To a modern reader, marginalia and synonymies might seem like dry academic housekeeping. To a 17th-century scholar, they were revolutionary tools. A plant might be known by one name to a German apothecary, another to an Italian physician, and a third in the classical texts of Theophrastus. Was the Moly of Homer the same as the wild garlic growing on a Swiss hillside? Were two plants described by different explorers in the Indies actually the same species? Without a system for cross-referencing names—a synonymy—the entire body of botanical knowledge risked collapsing into a babel of confusion and redundant effort.
The Bauhins’ work, embedded in this edition of Tabernaemontanus, was an attempt to create a stable linguistic framework for botany. By diligently compiling synonyms, creating exhaustive indexes (“new registers”), and reconciling the “contrary opinions of the ancient, as well as several more recent authors,” they were building the intellectual infrastructure for a modern science. They were establishing a grammar for speaking about the natural world with precision and clarity, laying the foundations upon which Linnaeus and all subsequent botanists would build.

A Household Science
For all its scholarly rigor, the Kräuter Buch was never intended to be a purely academic text. Its purpose, as declared on the title page, was intensely practical. It was a guide for making “excellent medicines, potions, juices, syrups, waters, extracts, oils, salves, powders, plasters.” It even hints at alchemical traditions, offering access to “highly-proven secret arts.” This was a book meant to be used, its pages stained by the work of the kitchen and the apothecary’s shop.

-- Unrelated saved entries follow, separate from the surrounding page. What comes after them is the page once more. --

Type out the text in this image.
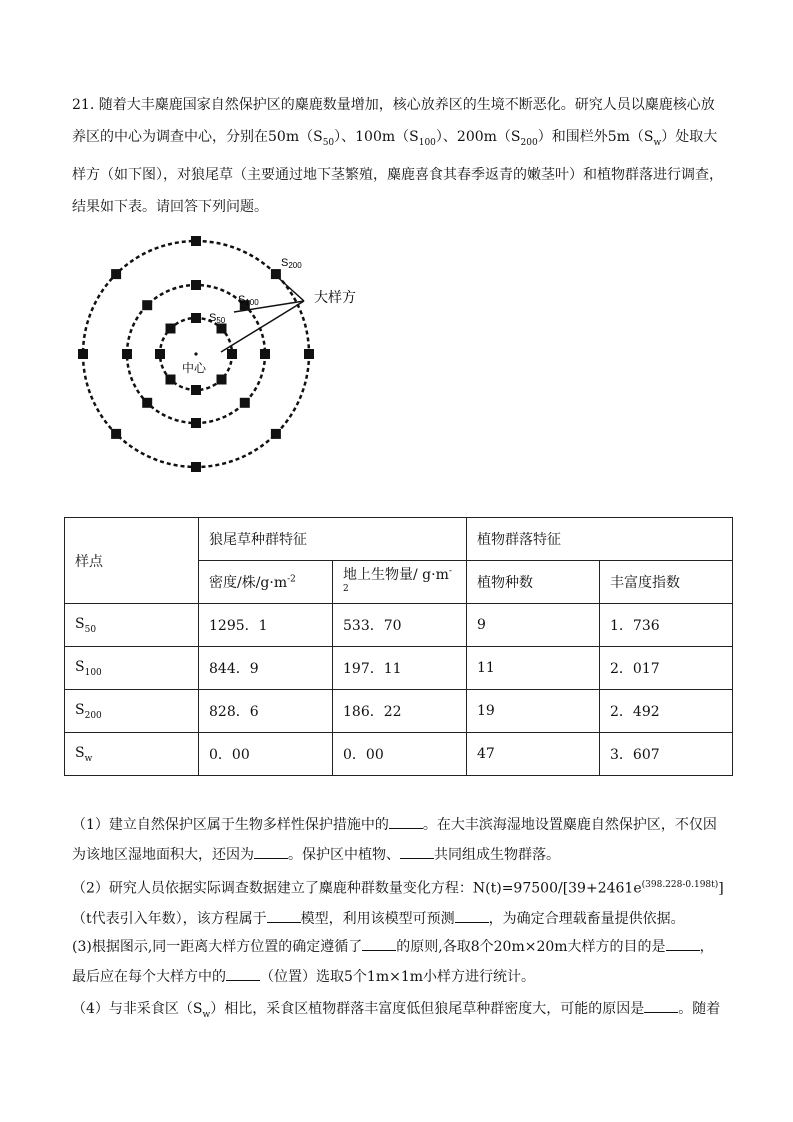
21. 随着大丰麋鹿国家自然保护区的麋鹿数量增加，核心放养区的生境不断恶化。研究人员以麋鹿核心放养区的中心为调查中心，分别在$50m(S_{50})$、$100m(S_{100})$、$200m(S_{200})$和围栏外$5m(S_w)$处取大样方（如下图），对狼尾草（主要通过地下茎繁殖，麋鹿喜食其春季返青的嫩茎叶）和植物群落进行调查，结果如下表。请回答下列问题。

S200
S100
S50
大样方
中心
样点	狼尾草种群特征		植物群落特征	
	密度/株$/g\cdot m^{-2}$	地上生物量/ $g\cdot m^{-2}$	植物种数	丰富度指数
$S_{50}$	1295．1	533．70	9	1．736
$S_{100}$	844．9	197．11	11	2．017
$S_{200}$	828．6	186．22	19	2．492
$S_w$	0．00	0．00	47	3．607

（1）建立自然保护区属于生物多样性保护措施中的 。在大丰滨海湿地设置麋鹿自然保护区，不仅因为该地区湿地面积大，还因为 。保护区中植物、 共同组成生物群落。

（2）研究人员依据实际调查数据建立了麋鹿种群数量变化方程：$N(t)=97500/[39+2461e^{(398.228-0.198t)}](t$代表引入年数），该方程属于 模型，利用该模型可预测 ，为确定合理载畜量提供依据。

(3)根据图示,同一距离大样方位置的确定遵循了 的原则,各取8个20m×20m大样方的目的是 ，最后应在每个大样方中的 （位置）选取5个1m×1m小样方进行统计。

（4）与非采食区$(S_w)$相比，采食区植物群落丰富度低但狼尾草种群密度大，可能的原因是 。随着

The intended audience reveals how deeply this scientific knowledge was woven into the fabric of daily life. This was a resource for the professional—the doctor and surgeon—but also for the domestic sphere. The “gardener,” the “cook,” and the “housefather” were all expected to consult it, to understand the virtues of the plants in their garden, and to prepare remedies for their families and even their livestock. The book bridges the gap between the university professor’s study and the common household.
In this, the 1664 Herbal is a monument to a specific moment in history, a time before the strict separation of scientific disciplines and before medicine became the exclusive domain of licensed professionals. It represents a world where the systematic ordering of nature was not an abstract pursuit but a vital, practical art, essential for health and survival. The colossal effort of scholars like the Bauhins to catalogue the world was ultimately in the service of the household, an attempt to make the vastness of a newly discovered planet intelligible and useful to all.